Penulis : Veidy Temo
LEKTUR.CO, MINAHASA – Pelayanan di Rumah Sakit Umum Daerah (RSUD) Sam Ratulangi Tondano kembali dikeluhkan. Terbaru, rumah sakit yang dipimpin dr Maryani Suronoto MBiomed itu, dikeluhkan lantaran hampir tiga jam pasien tidak dilayani di Instalasi Gawat Darurat (IGD), hingga dipindahkan keluarga ke RS lain.

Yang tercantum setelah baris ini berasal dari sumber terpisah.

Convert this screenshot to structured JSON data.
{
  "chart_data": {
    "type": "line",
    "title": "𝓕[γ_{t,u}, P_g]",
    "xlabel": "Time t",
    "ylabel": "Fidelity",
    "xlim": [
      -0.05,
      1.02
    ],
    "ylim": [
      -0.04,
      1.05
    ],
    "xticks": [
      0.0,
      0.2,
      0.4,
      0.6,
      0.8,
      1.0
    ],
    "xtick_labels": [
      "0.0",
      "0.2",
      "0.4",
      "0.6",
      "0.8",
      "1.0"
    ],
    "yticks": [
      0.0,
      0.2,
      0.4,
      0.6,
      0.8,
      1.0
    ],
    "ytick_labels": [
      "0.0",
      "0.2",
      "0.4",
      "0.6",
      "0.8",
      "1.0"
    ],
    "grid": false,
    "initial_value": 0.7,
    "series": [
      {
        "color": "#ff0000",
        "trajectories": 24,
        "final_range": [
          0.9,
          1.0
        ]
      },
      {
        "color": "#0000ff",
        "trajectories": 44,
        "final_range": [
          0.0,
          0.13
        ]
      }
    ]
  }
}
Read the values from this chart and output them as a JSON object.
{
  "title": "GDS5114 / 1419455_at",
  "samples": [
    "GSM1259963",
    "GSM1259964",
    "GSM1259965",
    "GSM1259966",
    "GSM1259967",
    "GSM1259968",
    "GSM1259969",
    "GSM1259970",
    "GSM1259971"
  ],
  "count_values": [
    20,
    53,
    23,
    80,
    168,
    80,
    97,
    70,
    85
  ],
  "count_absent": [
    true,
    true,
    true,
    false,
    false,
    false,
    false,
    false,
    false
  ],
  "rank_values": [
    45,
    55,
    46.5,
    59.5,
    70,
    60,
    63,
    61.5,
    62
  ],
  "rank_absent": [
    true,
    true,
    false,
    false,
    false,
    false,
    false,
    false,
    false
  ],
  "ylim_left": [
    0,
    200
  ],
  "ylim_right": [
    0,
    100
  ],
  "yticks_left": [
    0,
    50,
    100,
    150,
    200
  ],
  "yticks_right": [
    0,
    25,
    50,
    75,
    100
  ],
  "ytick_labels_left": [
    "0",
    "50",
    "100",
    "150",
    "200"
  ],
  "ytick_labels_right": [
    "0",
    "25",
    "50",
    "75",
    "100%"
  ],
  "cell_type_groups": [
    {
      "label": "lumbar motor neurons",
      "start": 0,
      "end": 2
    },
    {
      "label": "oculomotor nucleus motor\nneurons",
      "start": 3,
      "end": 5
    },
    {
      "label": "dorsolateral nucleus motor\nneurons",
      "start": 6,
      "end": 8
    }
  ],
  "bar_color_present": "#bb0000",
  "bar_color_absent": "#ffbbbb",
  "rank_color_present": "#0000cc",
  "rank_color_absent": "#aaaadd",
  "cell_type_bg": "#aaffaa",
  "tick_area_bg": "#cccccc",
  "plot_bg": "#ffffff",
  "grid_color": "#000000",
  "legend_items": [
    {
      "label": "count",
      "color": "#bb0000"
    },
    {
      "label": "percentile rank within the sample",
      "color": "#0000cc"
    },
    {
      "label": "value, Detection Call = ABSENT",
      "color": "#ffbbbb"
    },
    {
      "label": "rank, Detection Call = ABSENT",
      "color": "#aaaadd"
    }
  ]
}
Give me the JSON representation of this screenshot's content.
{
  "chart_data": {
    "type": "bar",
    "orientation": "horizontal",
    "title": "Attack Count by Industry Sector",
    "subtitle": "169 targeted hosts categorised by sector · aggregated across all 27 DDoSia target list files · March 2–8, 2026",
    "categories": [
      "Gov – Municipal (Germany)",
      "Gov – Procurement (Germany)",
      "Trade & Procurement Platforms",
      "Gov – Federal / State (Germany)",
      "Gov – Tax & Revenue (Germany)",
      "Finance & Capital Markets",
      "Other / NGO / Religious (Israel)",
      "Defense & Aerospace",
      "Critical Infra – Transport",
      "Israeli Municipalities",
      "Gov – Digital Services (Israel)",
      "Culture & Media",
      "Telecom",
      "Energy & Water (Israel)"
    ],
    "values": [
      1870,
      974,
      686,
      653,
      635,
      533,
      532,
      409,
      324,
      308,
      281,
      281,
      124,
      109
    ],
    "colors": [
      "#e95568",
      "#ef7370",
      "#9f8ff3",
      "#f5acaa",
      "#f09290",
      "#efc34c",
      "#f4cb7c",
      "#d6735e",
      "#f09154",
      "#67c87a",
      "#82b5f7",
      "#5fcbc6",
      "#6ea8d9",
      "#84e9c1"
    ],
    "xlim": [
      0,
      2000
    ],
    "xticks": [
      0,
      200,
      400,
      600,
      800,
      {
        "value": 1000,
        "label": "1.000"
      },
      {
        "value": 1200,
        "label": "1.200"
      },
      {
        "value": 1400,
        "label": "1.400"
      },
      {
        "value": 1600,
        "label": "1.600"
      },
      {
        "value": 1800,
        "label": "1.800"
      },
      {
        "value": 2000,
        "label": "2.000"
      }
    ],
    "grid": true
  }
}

Keluhan masyarakat ini disampaikan Hence Karamoy, warga Desa Touliang Oki Kecamatan Eris, melalui akun media sosial Facebook miliknya dengan nama akun “Hence Karamoy”, yang di posting Rabu (24/4) pagi.
Pada postingannya, Hence Karamoy menulis,
“O KASIANG NI RS. TONDANO
Ibu Dirut Maryani Suronoto, so puluhan taon anda jadi dirut Rumah Sakit Tondano tapi pelayanannya makin bobrok dan tindakan pelayanan kepada pasien makin biadap. Pasien 3 jam lebih nda disentuh harus tanda tangan covid. Anda punya apotik, RS ada tapi tidak lengkap selalu dijawab pi ambe jo dimuka yang ternyata angko punya …. Woiiii .. …. Anda juga petugas medis para dokter di RS Tondano, masih ada hati melihat penderitaan orang lain atau so biasa lia orang mo mati ?
Kasiang eh …. inga taburan anda akan anda tuai juga. Selamat menikmati …..”
Hence Karamoy ketika dikonfirmasi terkait maksud postingannya, menjelaskan bahwa dirinya merasa kecewa karena beberapa hari lalu pamannya bernama Lexi Sualang, sempat dibawah ke IGD RSUD Sam Ratulangi. Namun, menurut Karamoy, selama tiga jam lebih di IGD, tidak ada tindakan medis terhadap pasien, yang akhirnya dipindahkan ke RS lain oleh pihak keluarga.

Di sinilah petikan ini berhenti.